HEARTBEAT_LIVENESS = 3
HEARTBEAT_INTERVAL = 1
INTERVAL_INIT = 1
INTERVAL_MAX = 32

#  Paranoid Pirate Protocol constants
PPP_READY = b"\x01"      # Signals worker is ready
PPP_HEARTBEAT = b"\x02"  # Signals worker heartbeat

def worker_socket(context, poller):
    """Helper function that returns a new configured socket
       connected to the Paranoid Pirate queue"""
    worker = context.socket(zmq.DEALER) # DEALER
    identity = "%04X-%04X" % (randint(0, 0x10000), randint(0, 0x10000))
    worker.setsockopt_string(zmq.IDENTITY, identity)
    poller.register(worker, zmq.POLLIN)
    worker.connect("tcp://localhost:5556")
    worker.send(PPP_READY)
    return worker


context = zmq.Context(1)
poller = zmq.Poller()

liveness = HEARTBEAT_LIVENESS
interval = INTERVAL_INIT

heartbeat_at = time.time() + HEARTBEAT_INTERVAL

worker = worker_socket(context, poller)
cycles = 0
while True:
    socks = dict(poller.poll(HEARTBEAT_INTERVAL * 1000))
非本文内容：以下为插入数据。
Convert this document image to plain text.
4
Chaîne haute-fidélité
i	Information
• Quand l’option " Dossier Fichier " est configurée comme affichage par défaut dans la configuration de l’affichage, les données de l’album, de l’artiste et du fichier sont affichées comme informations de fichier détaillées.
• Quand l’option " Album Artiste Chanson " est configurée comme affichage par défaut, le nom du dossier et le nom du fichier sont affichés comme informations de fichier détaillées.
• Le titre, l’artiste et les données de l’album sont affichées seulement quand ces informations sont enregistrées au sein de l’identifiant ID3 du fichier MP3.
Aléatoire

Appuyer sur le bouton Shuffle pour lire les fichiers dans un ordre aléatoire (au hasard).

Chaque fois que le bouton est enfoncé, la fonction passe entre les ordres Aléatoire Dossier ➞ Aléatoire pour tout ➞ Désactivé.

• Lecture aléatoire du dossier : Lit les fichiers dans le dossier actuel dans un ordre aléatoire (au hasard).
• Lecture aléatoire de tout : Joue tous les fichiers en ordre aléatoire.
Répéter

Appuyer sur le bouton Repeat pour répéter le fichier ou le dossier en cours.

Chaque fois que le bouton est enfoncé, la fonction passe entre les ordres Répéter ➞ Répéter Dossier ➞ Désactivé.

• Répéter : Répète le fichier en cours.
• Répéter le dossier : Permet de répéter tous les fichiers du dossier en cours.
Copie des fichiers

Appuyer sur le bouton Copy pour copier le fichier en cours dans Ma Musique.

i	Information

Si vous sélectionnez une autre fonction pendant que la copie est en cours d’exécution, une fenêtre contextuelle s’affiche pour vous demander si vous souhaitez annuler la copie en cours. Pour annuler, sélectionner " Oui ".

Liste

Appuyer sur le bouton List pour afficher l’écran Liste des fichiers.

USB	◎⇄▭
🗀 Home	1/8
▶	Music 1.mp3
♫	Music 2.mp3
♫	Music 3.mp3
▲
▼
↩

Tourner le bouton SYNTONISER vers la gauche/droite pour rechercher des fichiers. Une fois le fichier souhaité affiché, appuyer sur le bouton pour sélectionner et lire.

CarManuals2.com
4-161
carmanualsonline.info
    # Handle worker activity on backend
    if socks.get(worker) == zmq.POLLIN:
        #  Get message
        #  - 3-part envelope + content -> request
        #  - 1-part HEARTBEAT -> heartbeat
        frames = worker.recv_multipart()
        if not frames:
            break # Interrupted

        if len(frames) == 3:
            # Simulate various problems, after a few cycles
            cycles += 1
            if cycles > 3 and randint(0, 5) == 0:
                print( "I: Simulating a crash" )
                break
            if cycles > 3 and randint(0, 5) == 0:
                print( "I: Simulating CPU overload" )
                time.sleep(3)
            print( "I: Normal reply" )
            worker.send_multipart(frames)
            liveness = HEARTBEAT_LIVENESS
            time.sleep(1)  # Do some heavy work
        elif len(frames) == 1 and frames[0] == PPP_HEARTBEAT:
            print( "I: Queue heartbeat" )
            liveness = HEARTBEAT_LIVENESS
        else:
            print( "E: Invalid message: %s" % frames )
        interval = INTERVAL_INIT
    else:
        liveness -= 1
        if liveness == 0:
            print( "W: Heartbeat failure, can't reach queue" )
            print( "W: Reconnecting in %0.2fs..." % interval )
            time.sleep(interval)

            if interval < INTERVAL_MAX:
                interval *= 2
            poller.unregister(worker)
            worker.setsockopt(zmq.LINGER, 0)
            worker.close()
            worker = worker_socket(context, poller)
            liveness = HEARTBEAT_LIVENESS
    if time.time() > heartbeat_at:
        heartbeat_at = time.time() + HEARTBEAT_INTERVAL
        print( "I: Worker heartbeat" )
        worker.send(PPP_HEARTBEAT)

comments:

  1. 程式裡面有 failure 的模擬,實際使用時要去掉
  2. workers 有 reconnect 機制,類似 Lazy Pirate client 的做法,不同點在於 (a) exponential back-off (b) retries indefinitely

可任意 stop/restart queue/client/workers,client 永遠不會收到 out-of-order reply。

可用 script 啟動

python ppqueue.py &
for i in 1 2 3 4; do
    python ppworker.py &
    sleep 1
done
python lpclient.py &

或直接開多個 terminal 啟動

$ python ppqueue.py

$ python ppworker.py
I: Queue heartbeat
I: Normal reply
I: Worker heartbeat
I: Queue heartbeat

$ python lpclient.py
I: Connecting to server...
I: Sending (b'1')
I: Server replied OK (b'1')
I: Sending (b'2')
I: Server replied OK (b'2')
I: Sending (b'3')

Heartbeating

heartbeating 解決 peer 兩端偵測連線狀態的問題,這不是 ZeroMQ 單有的問題,TCP 有 long timeout (30 mins),因此會發生 peer 無法正常取得連線狀態的問題。

以下是三個 heartbeating 的常見問題

Shrugging It Off

常常有很多 application 不做 heartbeating,但如果不做,可能會發生以下問題。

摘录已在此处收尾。